6 or 7 users log in. These tmpfs allocations are made. No swap. vm.overcommit=0. Failure. Ok, add swap. Change vm.overcommit=1. Make the allocatable percentage 85% rather than 50%. Rinse. Repeat.
Eventual failure.
Customer seriously questioning my sanity.
All the logs are showing allocation problems, but no swap. Change to vm.overcommit=2. Stamp a big old FAIL across any process that wants to overallocate. Yeah, it will catch others, not unlike the wild west of OOM killer, but at least we’ll get a real signal now.
… and …
who authorized 20% ram for these logins? The failures seem correlated with them.
Thats /etc/default/tmpfs defaults (which are insane). Ok, can fix those. But … still a problem, as logind thinks we should give this out.
Deep in the heart of darkness … er … /etc/systemd/ we find logind.conf. Which has this little gem.
RuntimeDirectorySize=20%
as its default.
Um.
Whiskey. Tango. Foxtrot.
This is where you put user temp files for the session.
Yeah … for Gnome, and other desktop uses cases, sure, 20% may be reasonable for the vast majority of people.
Not so much for heavily used servers.
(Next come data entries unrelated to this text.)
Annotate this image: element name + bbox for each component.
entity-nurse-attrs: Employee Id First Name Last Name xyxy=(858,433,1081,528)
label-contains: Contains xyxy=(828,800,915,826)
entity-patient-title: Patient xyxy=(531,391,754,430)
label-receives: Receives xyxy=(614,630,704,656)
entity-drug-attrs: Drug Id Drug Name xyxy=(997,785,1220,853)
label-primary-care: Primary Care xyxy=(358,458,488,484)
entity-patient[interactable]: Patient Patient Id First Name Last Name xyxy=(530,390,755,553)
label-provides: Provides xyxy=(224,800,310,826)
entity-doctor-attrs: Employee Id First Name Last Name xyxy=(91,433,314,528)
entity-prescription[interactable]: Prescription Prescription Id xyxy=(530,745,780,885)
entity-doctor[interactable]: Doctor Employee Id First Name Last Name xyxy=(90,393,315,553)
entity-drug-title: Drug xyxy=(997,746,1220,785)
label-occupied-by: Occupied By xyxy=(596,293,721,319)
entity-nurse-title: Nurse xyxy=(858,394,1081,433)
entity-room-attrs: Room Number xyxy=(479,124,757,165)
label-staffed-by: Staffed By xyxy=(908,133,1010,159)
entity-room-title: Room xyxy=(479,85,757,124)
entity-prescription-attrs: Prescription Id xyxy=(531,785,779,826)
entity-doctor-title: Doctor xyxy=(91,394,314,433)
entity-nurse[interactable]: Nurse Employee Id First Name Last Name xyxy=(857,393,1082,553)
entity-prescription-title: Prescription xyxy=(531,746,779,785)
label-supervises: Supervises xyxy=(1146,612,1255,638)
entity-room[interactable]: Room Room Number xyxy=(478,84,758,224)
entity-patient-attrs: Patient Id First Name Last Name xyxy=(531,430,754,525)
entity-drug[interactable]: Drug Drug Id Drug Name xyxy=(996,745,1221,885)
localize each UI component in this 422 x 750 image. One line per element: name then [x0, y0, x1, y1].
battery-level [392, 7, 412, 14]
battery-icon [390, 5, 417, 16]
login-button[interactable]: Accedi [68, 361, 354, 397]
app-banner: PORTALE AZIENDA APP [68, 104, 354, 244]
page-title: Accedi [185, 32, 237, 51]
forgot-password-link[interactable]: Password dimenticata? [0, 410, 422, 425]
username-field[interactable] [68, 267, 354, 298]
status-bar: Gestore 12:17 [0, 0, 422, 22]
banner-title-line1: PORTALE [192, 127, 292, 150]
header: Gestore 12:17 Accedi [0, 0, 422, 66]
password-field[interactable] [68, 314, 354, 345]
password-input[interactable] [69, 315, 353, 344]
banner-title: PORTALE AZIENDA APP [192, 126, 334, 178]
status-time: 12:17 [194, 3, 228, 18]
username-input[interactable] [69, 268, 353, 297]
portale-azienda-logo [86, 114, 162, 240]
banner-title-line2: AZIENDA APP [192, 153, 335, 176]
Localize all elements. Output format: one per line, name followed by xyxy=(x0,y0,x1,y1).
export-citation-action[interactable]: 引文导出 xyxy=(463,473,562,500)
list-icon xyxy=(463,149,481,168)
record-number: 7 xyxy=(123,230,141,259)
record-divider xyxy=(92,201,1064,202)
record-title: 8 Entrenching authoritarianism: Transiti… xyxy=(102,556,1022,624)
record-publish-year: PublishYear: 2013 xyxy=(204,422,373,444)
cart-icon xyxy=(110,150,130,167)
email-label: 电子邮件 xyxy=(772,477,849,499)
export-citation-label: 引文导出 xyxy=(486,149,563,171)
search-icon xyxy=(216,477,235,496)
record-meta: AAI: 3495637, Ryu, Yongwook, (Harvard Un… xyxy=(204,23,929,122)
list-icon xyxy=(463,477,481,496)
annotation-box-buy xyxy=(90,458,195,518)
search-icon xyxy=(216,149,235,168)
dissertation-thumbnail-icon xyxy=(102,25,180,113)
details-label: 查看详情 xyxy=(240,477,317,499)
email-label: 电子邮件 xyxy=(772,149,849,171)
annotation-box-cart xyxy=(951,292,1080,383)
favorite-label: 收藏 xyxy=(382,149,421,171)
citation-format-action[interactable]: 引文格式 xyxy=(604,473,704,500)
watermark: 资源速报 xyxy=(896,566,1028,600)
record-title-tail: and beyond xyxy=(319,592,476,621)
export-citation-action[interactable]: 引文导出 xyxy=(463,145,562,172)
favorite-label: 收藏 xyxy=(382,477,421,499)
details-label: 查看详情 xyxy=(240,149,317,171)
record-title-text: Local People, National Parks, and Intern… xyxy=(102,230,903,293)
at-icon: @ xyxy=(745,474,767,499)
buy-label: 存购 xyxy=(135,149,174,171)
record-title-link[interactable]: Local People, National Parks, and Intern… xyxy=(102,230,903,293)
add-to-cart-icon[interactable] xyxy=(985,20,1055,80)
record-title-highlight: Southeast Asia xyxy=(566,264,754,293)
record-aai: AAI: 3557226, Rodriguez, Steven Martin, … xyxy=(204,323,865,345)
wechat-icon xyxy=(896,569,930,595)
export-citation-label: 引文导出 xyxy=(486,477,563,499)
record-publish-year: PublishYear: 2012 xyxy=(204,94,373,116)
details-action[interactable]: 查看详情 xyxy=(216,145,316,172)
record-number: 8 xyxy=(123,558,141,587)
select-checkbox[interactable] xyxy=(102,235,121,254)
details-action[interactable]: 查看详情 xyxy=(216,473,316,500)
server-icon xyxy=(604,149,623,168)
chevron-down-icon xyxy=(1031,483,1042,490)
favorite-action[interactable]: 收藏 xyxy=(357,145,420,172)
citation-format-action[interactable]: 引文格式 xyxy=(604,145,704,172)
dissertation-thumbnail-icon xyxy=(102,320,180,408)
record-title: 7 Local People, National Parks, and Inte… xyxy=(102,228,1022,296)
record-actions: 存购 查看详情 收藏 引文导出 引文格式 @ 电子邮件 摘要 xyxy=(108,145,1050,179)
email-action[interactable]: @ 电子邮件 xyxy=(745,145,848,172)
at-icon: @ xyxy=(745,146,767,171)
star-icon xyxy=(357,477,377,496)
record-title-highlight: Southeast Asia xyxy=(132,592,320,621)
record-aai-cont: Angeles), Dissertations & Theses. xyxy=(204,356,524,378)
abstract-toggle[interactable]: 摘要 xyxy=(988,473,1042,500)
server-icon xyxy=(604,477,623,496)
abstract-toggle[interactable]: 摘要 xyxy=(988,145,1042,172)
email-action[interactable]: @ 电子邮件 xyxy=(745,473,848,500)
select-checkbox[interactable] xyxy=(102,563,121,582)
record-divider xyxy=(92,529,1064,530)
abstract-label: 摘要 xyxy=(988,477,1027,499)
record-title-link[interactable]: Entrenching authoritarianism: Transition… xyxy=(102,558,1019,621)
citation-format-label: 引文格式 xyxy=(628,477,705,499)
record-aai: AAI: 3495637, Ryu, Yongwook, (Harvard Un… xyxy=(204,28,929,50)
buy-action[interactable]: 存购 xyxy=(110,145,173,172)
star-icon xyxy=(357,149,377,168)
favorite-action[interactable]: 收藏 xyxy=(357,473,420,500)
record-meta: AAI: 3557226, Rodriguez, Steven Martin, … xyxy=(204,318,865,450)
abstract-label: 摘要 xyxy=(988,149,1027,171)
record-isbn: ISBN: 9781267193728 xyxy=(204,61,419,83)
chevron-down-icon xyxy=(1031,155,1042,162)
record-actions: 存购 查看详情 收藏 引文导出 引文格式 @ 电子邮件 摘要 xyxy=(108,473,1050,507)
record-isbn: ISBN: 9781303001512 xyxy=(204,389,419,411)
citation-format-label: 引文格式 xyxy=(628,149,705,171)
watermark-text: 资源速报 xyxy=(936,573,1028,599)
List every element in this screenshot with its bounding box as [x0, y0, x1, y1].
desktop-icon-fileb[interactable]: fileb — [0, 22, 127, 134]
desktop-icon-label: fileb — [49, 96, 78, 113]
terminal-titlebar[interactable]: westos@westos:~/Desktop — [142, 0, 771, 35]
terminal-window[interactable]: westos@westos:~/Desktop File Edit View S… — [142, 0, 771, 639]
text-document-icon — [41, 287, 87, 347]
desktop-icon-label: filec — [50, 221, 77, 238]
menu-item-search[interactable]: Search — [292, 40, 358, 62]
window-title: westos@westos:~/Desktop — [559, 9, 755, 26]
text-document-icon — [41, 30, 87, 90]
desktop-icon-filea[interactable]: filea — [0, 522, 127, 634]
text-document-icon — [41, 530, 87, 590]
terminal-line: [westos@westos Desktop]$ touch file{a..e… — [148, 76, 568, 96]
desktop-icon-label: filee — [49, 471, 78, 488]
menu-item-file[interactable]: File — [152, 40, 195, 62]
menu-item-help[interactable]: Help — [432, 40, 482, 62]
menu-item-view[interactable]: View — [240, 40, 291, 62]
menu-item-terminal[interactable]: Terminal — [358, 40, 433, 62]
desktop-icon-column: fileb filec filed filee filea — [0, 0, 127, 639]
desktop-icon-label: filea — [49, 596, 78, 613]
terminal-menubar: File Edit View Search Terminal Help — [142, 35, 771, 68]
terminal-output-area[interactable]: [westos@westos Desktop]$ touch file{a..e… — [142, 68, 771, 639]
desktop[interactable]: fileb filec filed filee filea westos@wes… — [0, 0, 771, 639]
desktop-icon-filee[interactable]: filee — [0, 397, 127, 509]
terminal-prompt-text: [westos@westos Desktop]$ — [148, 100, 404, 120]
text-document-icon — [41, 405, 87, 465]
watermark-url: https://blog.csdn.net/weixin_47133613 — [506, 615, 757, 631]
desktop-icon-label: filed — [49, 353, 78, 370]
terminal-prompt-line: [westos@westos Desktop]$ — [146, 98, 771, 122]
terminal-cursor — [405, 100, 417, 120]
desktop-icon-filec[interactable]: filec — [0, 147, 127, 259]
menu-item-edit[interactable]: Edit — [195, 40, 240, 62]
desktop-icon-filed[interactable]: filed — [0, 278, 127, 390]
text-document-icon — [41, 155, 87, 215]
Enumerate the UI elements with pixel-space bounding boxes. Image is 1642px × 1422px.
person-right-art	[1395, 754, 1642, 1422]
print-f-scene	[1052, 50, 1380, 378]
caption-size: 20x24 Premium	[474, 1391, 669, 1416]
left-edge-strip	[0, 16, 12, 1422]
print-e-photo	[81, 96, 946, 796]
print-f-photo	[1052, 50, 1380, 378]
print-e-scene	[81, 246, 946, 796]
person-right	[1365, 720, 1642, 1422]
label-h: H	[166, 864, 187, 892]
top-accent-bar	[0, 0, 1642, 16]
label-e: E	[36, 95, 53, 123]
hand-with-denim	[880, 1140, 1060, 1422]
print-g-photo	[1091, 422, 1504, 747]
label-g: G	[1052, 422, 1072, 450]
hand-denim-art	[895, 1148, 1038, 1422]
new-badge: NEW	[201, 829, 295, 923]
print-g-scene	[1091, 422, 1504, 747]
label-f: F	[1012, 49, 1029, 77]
For the same reasons as above.
Do yourself a favor, and if you have a server, change this to
RuntimeDirectorySize=256M
which may be overkill itself.
We really don’t need these insane (for server) defaults in place … which is why I am wondering what else in systemd defaults I am going to have to fix to not cause surprises …
I’ll document them as I run into them. We are building the fixes directly into SIOS, so our users will have our updated firmware on reboot.